08 Mai 2014
Para entender melhor Flannery O'Connor, ele foi três vezes à fazenda de Milledgeville, na Geórgia, onde a escritora viveu por quase toda a vida, visitou as campanhas e as pequenas cidades do Sul, onde ela ambientou os seus romances, encontrou as pessoas que lhe eram próximas. "Eu conheci as suas amigas, que agora têm mais de 80 anos. Ainda me correspondo com elas e estou em contato contínuo com o seu mundo vital." No Salão do Livro de Turim, Antonio Spadaro será um dos protagonistas em diversas vestes. Diretor da La Civiltà Cattolica, a revista quinzenal de "alta informação" dos jesuítas, consultor do Pontifício Conselho para a Cultura e do Pontifício Conselho para as Comunicações Sociais, ele vai contar, no dia 10 de maio, junto com o secretário de Estado vaticano, Pietro Parolin, "as palavras do papa".
A reportagem é de Cristina Taglietti, publicada no caderno La Lettura, do jornal Corriere della Sera, 04-05-2014. A tradução é de Moisés Sbardelotto.
Mas a literatura contemporânea é a sua paixão e outro território da sua busca espiritual. Trata-se de uma verdadeira quest que o levou aos open fields da cultura norte-americana, com a convicção de que a literatura de uma nação é "a visão de uma terra".

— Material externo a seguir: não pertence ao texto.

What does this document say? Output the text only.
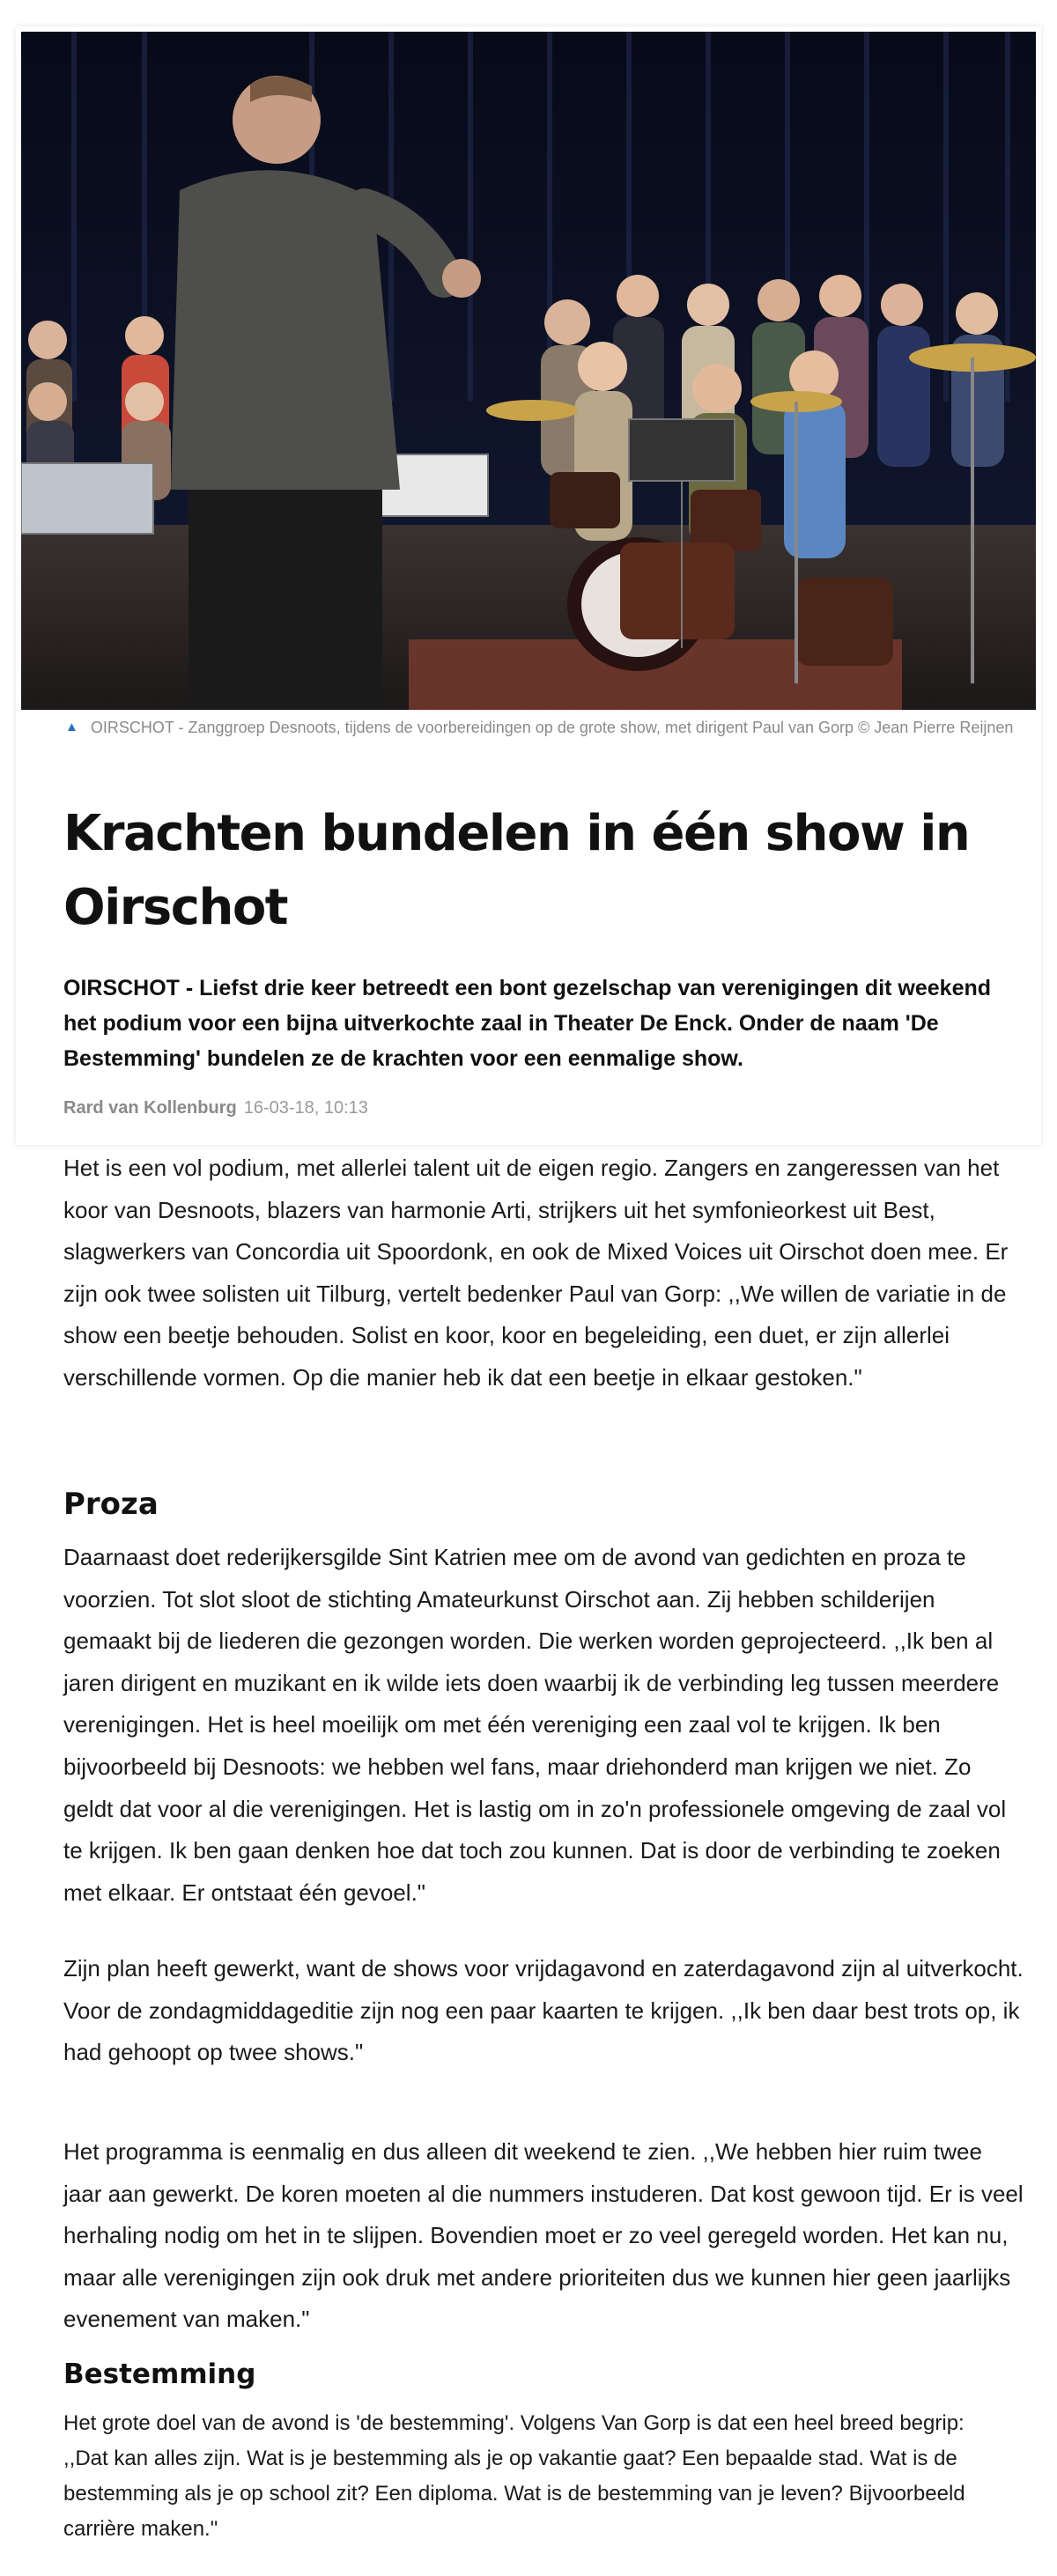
▲ OIRSCHOT - Zanggroep Desnoots, tijdens de voorbereidingen op de grote show, met dirigent Paul van Gorp © Jean Pierre Reijnen
Krachten bundelen in één show in Oirschot

OIRSCHOT - Liefst drie keer betreedt een bont gezelschap van verenigingen dit weekend het podium voor een bijna uitverkochte zaal in Theater De Enck. Onder de naam 'De Bestemming' bundelen ze de krachten voor een eenmalige show.

Rard van Kollenburg 16-03-18, 10:13

Het is een vol podium, met allerlei talent uit de eigen regio. Zangers en zangeressen van het koor van Desnoots, blazers van harmonie Arti, strijkers uit het symfonieorkest uit Best, slagwerkers van Concordia uit Spoordonk, en ook de Mixed Voices uit Oirschot doen mee. Er zijn ook twee solisten uit Tilburg, vertelt bedenker Paul van Gorp: ,,We willen de variatie in de show een beetje behouden. Solist en koor, koor en begeleiding, een duet, er zijn allerlei verschillende vormen. Op die manier heb ik dat een beetje in elkaar gestoken."

Proza

Daarnaast doet rederijkersgilde Sint Katrien mee om de avond van gedichten en proza te voorzien. Tot slot sloot de stichting Amateurkunst Oirschot aan. Zij hebben schilderijen gemaakt bij de liederen die gezongen worden. Die werken worden geprojecteerd. ,,Ik ben al jaren dirigent en muzikant en ik wilde iets doen waarbij ik de verbinding leg tussen meerdere verenigingen. Het is heel moeilijk om met één vereniging een zaal vol te krijgen. Ik ben bijvoorbeeld bij Desnoots: we hebben wel fans, maar driehonderd man krijgen we niet. Zo geldt dat voor al die verenigingen. Het is lastig om in zo'n professionele omgeving de zaal vol te krijgen. Ik ben gaan denken hoe dat toch zou kunnen. Dat is door de verbinding te zoeken met elkaar. Er ontstaat één gevoel."

Zijn plan heeft gewerkt, want de shows voor vrijdagavond en zaterdagavond zijn al uitverkocht. Voor de zondagmiddageditie zijn nog een paar kaarten te krijgen. ,,Ik ben daar best trots op, ik had gehoopt op twee shows."

Het programma is eenmalig en dus alleen dit weekend te zien. ,,We hebben hier ruim twee jaar aan gewerkt. De koren moeten al die nummers instuderen. Dat kost gewoon tijd. Er is veel herhaling nodig om het in te slijpen. Bovendien moet er zo veel geregeld worden. Het kan nu, maar alle verenigingen zijn ook druk met andere prioriteiten dus we kunnen hier geen jaarlijks evenement van maken."

Bestemming

Het grote doel van de avond is 'de bestemming'. Volgens Van Gorp is dat een heel breed begrip: ,,Dat kan alles zijn. Wat is je bestemming als je op vakantie gaat? Een bepaalde stad. Wat is de bestemming als je op school zit? Een diploma. Wat is de bestemming van je leven? Bijvoorbeeld carrière maken."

O seu livro, Nelle vene d’America [Nas veias da América], publicado pela Jaca Book, é justamente isto: uma viagem ao longo de campos abertos onde as paradas não são as rituais, mas sim etapas das quais, pessoalmente, ele sentia necessidade naquele momento.
Antonio Spadaro fala justamente dessa "ronda", onde o único ponto fixo é uma visão da literatura "como fato humano", não como simples experimentação. "É um percurso que tem a ver com uma necessidade profunda, pessoal. Eu tendo a ter uma visão teológica da literatura, para a qual as obras nunca estão completas, e os autores nunca estão mortos, mas se realizam no leitor. Para a Civiltà Cattolica, eu me ocupei longamente da literatura italiana jovem. Tondelli, por exemplo, me envolveu muito. Ao lê-lo, eu descobria uma visão forte da realidade. Depois, fiquei um pouco decepcionado com o que aconteceu na literatura italiana dos anos 1990: o que eu lia começava a não responder a uma exigência profunda, ficava um sabor amargo. O que me impressionava, em termos negativos, era que esses autores me faziam conhecer a realidade através de um pesado filtro de consciência, em vez de me permitir ter uma experiência do real".

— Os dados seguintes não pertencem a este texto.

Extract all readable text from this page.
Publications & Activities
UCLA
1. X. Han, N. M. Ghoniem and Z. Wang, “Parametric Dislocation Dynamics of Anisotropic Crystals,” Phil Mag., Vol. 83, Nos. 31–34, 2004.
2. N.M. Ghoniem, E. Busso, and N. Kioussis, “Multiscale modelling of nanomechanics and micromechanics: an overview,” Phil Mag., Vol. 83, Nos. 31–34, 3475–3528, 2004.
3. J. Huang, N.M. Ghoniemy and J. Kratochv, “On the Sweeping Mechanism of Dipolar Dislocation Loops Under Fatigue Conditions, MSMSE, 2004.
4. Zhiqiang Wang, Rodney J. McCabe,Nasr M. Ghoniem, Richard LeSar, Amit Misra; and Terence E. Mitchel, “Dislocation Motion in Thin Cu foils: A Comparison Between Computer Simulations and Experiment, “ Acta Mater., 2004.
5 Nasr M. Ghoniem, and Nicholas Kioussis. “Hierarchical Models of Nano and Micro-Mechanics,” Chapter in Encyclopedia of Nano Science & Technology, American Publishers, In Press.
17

Os norte-americanos lhe oferecem uma alternativa que melhor responde às suas necessidades. A seleção não se baseia na fé. De fato, o livro aproxima autores declaradamente católicos a outros provenientes de mundos muito diversos. "Eu encontrei uma literatura muito mais cheia de frescor, voltada para o real, não otimista, mas que eu poderia dizer 'ao vivo', através da qual o autor me envolve no seu projeto de conhecimento. Uma realidade que passa através da interioridade, mas não se esgota a ela. Essa função exploratória, de fronteira, é o que me fascinou."
A fronteira é, naturalmente, um dos grandes topoi da literatura norte-americana e, diz Spadaro, "é um tema ambíguo, porque dentro dele está a conquista. Interessa-me o confronto com a alteridade, a extensão do olhar em termos espaciais, o reflexo entre a realidade dos espaços e o espaço interno, a pradaria da alma. Em Whitman, por exemplo, há um inalar dos espaços, uma abertura de pulmões, um olhar aberto que me envolveu muito".

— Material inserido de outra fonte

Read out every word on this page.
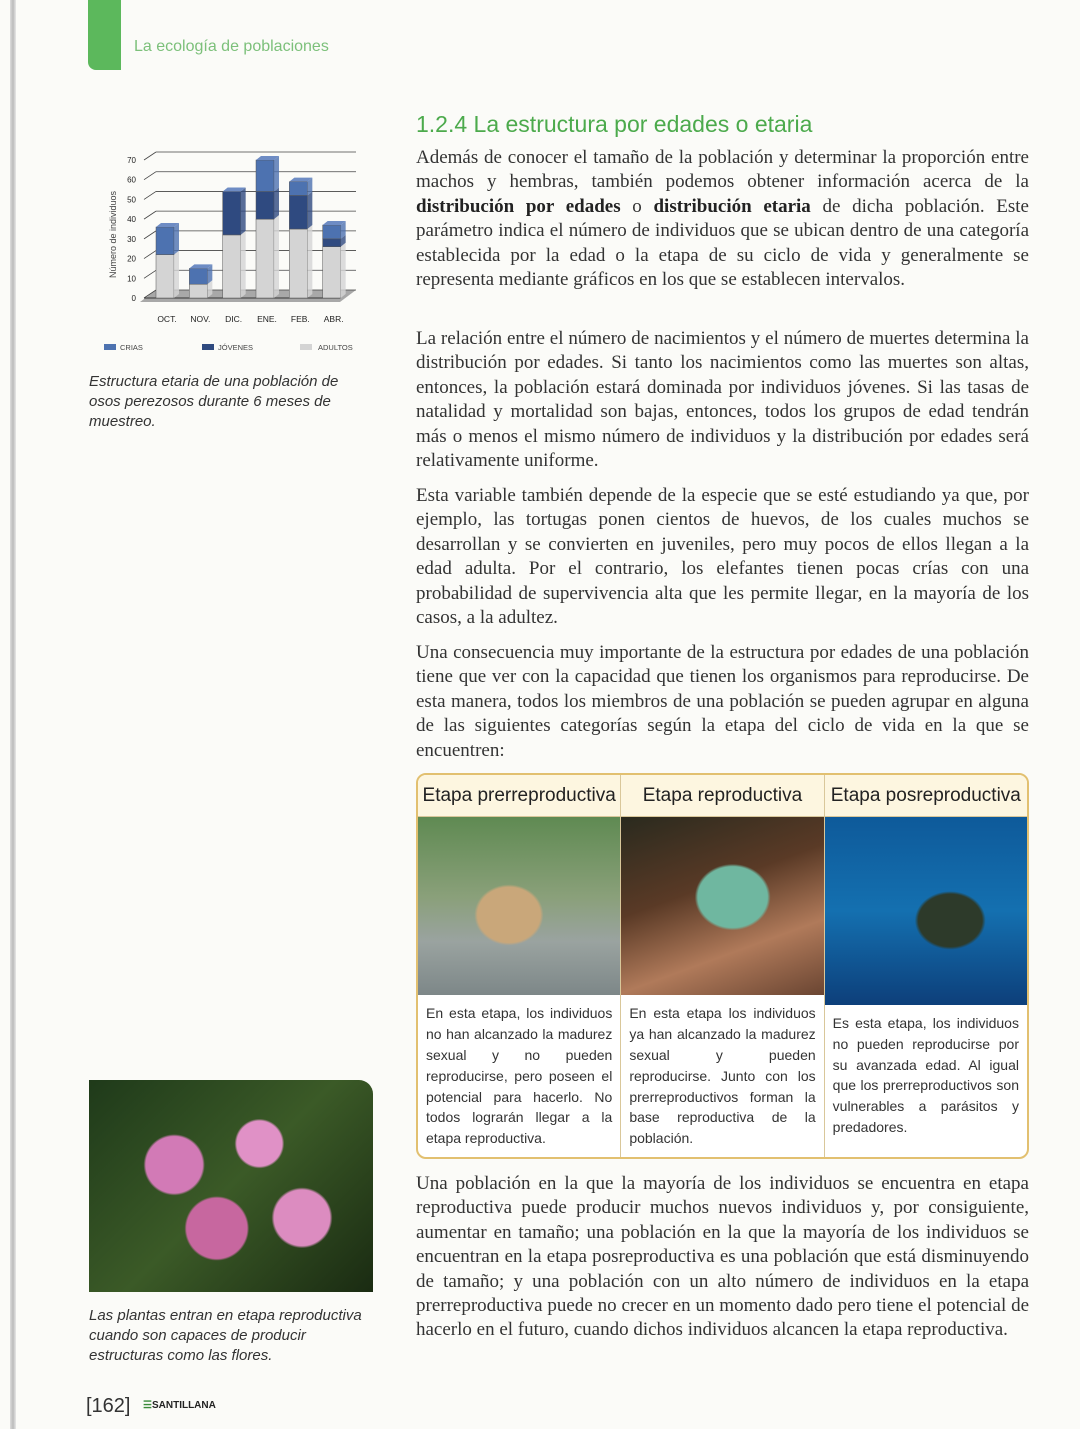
La ecología de poblaciones
0
10
20
30
40
50
60
70
Número de individuos
OCT. NOV. DIC. ENE. FEB. ABR.
CRIAS	JÓVENES	ADULTOS
Estructura etaria de una población de osos perezosos durante 6 meses de muestreo.
1.2.4 La estructura por edades o etaria
Además de conocer el tamaño de la población y determinar la proporción entre machos y hembras, también podemos obtener información acerca de la distribución por edades o distribución etaria de dicha población. Este parámetro indica el número de individuos que se ubican dentro de una categoría establecida por la edad o la etapa de su ciclo de vida y generalmente se representa mediante gráficos en los que se establecen intervalos.
La relación entre el número de nacimientos y el número de muertes determina la distribución por edades. Si tanto los nacimientos como las muertes son altas, entonces, la población estará dominada por individuos jóvenes. Si las tasas de natalidad y mortalidad son bajas, entonces, todos los grupos de edad tendrán más o menos el mismo número de individuos y la distribución por edades será relativamente uniforme.
Esta variable también depende de la especie que se esté estudiando ya que, por ejemplo, las tortugas ponen cientos de huevos, de los cuales muchos se desarrollan y se convierten en juveniles, pero muy pocos de ellos llegan a la edad adulta. Por el contrario, los elefantes tienen pocas crías con una probabilidad de supervivencia alta que les permite llegar, en la mayoría de los casos, a la adultez.
Una consecuencia muy importante de la estructura por edades de una población tiene que ver con la capacidad que tienen los organismos para reproducirse. De esta manera, todos los miembros de una población se pueden agrupar en alguna de las siguientes categorías según la etapa del ciclo de vida en la que se encuentren:
Etapa prerreproductiva
En esta etapa, los individuos no han alcanzado la madurez sexual y no pueden reproducirse, pero poseen el potencial para hacerlo. No todos lograrán llegar a la etapa reproductiva.
Etapa reproductiva
En esta etapa los individuos ya han alcanzado la madurez sexual y pueden reproducirse. Junto con los prerreproductivos forman la base reproductiva de la población.
Etapa posreproductiva
Es esta etapa, los individuos no pueden reproducirse por su avanzada edad. Al igual que los prerreproductivos son vulnerables a parásitos y predadores.
Una población en la que la mayoría de los individuos se encuentra en etapa reproductiva puede producir muchos nuevos individuos y, por consiguiente, aumentar en tamaño; una población en la que la mayoría de los individuos se encuentran en la etapa posreproductiva es una población que está disminuyendo de tamaño; y una población con un alto número de individuos en la etapa prerreproductiva puede no crecer en un momento dado pero tiene el potencial de hacerlo en el futuro, cuando dichos individuos alcancen la etapa reproductiva.
Las plantas entran en etapa reproductiva cuando son capaces de producir estructuras como las flores.
[162] ☰SANTILLANA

Certamente, isso não coincide necessariamente com um olhar positivo. "Sylvia Plath não é nada otimista, mas no seu olhar trágico há uma realidade alienante que tocou em uma ferida aberta em mim. A sua poesia estabelece um contato entre vida e escrita, indo além do culto da forma justamente do chamado modernismo literário e da impessoalidade das vanguardas dominantes na poesia norte-americana dos anos 1960. É como se, escrevendo sobre ela, eu tivesse vivido aqueles mesmos sentimentos."
Antonio Spadaro se encaminhou ao longo de seis percursos diferentes: o primeiro que liga Walt Whitman e Emily Dickinson; o segundo entre Edgar Lee Masters, Jack London e Lawrence Ferlinghetti; o terceiro com William Carlos Williams e Elizabeth Bishop; o quarto que redescobre dois escritores da imigração italiana quase esquecidos, Pascal D'Angelo e Emanuel Carnevali; o quinto que inclui dois autores que viveram uma relação de envolvimento profundamente biográfico com a escrita como Raymond Carver e Sylvia Plath; o sexto ligado ao mistério da incompletude e à tensão mística de Flannery O'Connor e Jack Kerouac.
"Eu sentia a necessidade de uma releitura dessas obras que eu conhecera – como todos na Itália – somente através da mediação de outros autores, como Cesare Pavese ou Fernanda Pivano. Como muitos, eu havia introjetado uma leitura pré-digerida delas. Eu buscava rever também essas interpretações de uma maneira que eu poderia definir como ingênua, como se fosse radicalmente nova. E isso me levou a fazer descobertas muito bonitas que certamente tiveram a marca religiosa, mas não só. Assim, por exemplo, eu notei que as intuições de Pavese sobre a dimensão bíblica de Edgar Lee Masters tinham se perdido quase completamente. Assim como me pareceu que a dimensão religiosa muito forte presente em Kerouac tinha passado um pouco despercebida na Itália. Entre nós, italianos, prevaleceu a imagem de um Kerouac budista, uma adesão que o escritor supera justamente pela impossibilidade de assumir a dimensão ascética. Em certo sentido, é a experiência da vida dissipada e desregulada, a propensão ao pecado que o leva de volta ao cristianismo."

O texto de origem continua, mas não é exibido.